Techaisle’s SMB & midmarket virtualization adoption research shows that some adoption drivers that were less important in 2013 have assumed increased prominence today, some have dropped off while top two have remain constant and consistent. The figure below shows that some of the top issues, including a need to reduce operating costs, to establish effective backup and recovery strategies, and to provide better security for corporate data and infrastructure, were important to SMB buyers two years ago and are still important today.
Two of the 2013 issues have disappeared altogether because they no longer had the same degree of urgency: “move towards cloud computing” is not a driver when the market has already embraced this move, and “reduce energy costs” is less important when power-constrained operations can move processing to the cloud.
“Deliver services on demand” was the ninth-ranked driver of virtualization adoption just two years ago, but today, when “on demand” has become the default mode of delivery, it is the fourth-highest rated adoption driver. Regulatory compliance is another issue that is more important today (ranked fifth) than it was in 2013 (when it was ranked 11th of 13 issues). Scalability, which was added to the 2015 survey in response to increased market interest, debuts as the sixth most compelling reason for server virtualization adoption, while anywhere/any device application access, which is also new to the 2015 survey, is cited as an important adoption issue. On the other side of the balance, the comparison of 2013 and 2015 research indicates that SMB firms are now putting less emphasis on server virtualization as a means of reducing IT support costs and improving utilization of existing hardware. It appears that the issues that are increasing in importance speak to the ability of server virtualization to support key business objectives, while those framed entirely as means of enabling specific types of IT cost control are declining in relative importance.
Interestingly, the IT channel – which is the primary source of IT supply and advisory services to mid-market businesses – has a more advanced take on server virtualization adoption drivers than the customer community that it supports.
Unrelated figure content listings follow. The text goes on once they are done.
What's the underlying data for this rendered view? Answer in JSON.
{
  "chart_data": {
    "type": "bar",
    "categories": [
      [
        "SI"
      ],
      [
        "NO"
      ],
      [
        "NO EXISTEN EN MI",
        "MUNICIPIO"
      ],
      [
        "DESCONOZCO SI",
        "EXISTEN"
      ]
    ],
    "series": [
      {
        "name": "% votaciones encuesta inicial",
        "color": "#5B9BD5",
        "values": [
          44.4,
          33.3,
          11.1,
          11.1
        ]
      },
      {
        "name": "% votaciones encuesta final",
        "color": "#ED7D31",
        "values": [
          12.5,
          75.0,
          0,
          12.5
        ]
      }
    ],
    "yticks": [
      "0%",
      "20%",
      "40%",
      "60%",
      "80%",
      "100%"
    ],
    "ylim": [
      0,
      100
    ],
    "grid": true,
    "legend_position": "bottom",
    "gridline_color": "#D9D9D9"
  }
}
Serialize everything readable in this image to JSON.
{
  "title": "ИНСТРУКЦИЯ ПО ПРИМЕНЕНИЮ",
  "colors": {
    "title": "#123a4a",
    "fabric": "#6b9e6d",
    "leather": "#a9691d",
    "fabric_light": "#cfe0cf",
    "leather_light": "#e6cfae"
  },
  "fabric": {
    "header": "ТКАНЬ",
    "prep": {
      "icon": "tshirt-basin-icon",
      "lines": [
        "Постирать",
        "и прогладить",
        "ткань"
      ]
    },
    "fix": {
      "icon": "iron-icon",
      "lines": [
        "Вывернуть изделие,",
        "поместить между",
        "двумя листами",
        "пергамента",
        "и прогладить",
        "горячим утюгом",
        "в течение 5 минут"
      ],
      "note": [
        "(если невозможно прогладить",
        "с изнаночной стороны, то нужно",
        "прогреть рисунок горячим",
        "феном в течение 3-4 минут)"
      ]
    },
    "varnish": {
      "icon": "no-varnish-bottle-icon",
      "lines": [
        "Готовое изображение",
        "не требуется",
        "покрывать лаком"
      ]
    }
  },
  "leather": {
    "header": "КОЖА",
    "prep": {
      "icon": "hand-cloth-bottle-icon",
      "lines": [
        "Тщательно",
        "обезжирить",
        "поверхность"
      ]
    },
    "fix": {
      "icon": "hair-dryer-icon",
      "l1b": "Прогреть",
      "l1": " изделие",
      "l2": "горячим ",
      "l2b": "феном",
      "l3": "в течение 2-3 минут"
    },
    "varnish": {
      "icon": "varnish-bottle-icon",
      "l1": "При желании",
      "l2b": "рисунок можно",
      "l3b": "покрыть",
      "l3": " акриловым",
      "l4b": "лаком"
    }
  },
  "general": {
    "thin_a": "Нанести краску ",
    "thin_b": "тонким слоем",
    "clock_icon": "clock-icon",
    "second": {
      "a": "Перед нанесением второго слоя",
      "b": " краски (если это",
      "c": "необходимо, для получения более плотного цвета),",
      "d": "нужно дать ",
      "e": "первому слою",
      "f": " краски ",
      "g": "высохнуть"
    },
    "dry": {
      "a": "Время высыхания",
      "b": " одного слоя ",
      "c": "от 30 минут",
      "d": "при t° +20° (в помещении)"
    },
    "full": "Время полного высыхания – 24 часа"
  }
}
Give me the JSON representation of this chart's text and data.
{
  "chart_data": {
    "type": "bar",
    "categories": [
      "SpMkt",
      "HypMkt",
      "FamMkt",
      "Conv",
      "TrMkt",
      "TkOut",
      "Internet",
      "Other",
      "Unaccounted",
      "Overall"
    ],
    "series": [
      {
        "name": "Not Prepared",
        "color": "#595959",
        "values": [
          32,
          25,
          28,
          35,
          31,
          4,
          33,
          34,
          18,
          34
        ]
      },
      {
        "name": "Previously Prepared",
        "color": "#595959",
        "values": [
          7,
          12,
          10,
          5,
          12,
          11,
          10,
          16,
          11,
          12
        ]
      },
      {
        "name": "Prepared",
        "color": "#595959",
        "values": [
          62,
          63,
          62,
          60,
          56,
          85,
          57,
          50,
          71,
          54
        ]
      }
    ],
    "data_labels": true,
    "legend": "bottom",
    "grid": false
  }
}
Above figure compares the channel’s perception of why SMBs are embracing server virtualization with the actual user motivations. We see that the channel is more focused on support for advanced business objectives – delivery of on-demand services, scalability, and anywhere/any device application access – than is the user community itself. This suggests that channel members (two-thirds of which reports that they sell/support server virtualization) are attuned to evolving needs, which speaks well of the channel’s ability to continue to promote server virtualization within the SMB market.
Despite the buzz around cloud, most SMB workloads are still hosted and managed on site, and SMBs have a clear need to reduce costs and improve efficiency of back-end infrastructure and to establish better control over mobile resources. Virtualization helps accomplish both of these goals, and converged infrastructure provides a platform that sophisticated SMB users are already finding compelling. Techaisle believes that virtualization and converged infrastructure are poised for strong growth in the SMB market because they address specific high-priority IT and business issues. It’s important to remember, though, that different virtualization technologies are aligned with different requirements. Server virtualization addresses corporate need for controlling cost and uncertainty, while VDI and DaaS provide control options for mobility solutions. Although they stand to benefit from user comfort engendered by server virtualization, VDI and DaaS should not be seen simply as “next steps in virtualization” – they play a different role in business and IT strategy, and as a result, will respond to their own logic.
Use of server virtualization is reasonably widespread in the small business market, and nearly universal within midmarket enterprises. Suppliers targeting high-potential server virtualization accounts in the 1-99 employee segment are urged to use Techaisle’s IT sophistication segmentation to identify “Advanced IT” organizations, which are far more likely to be using server virtualization than their “Pre-IT” or “Basic IT” peers. Suppliers are also urged to cultivate relationships with firms that host servers for SMBs, as the growth of virtualization in hosted environments is far higher than growth in on-premise use of virtualized servers.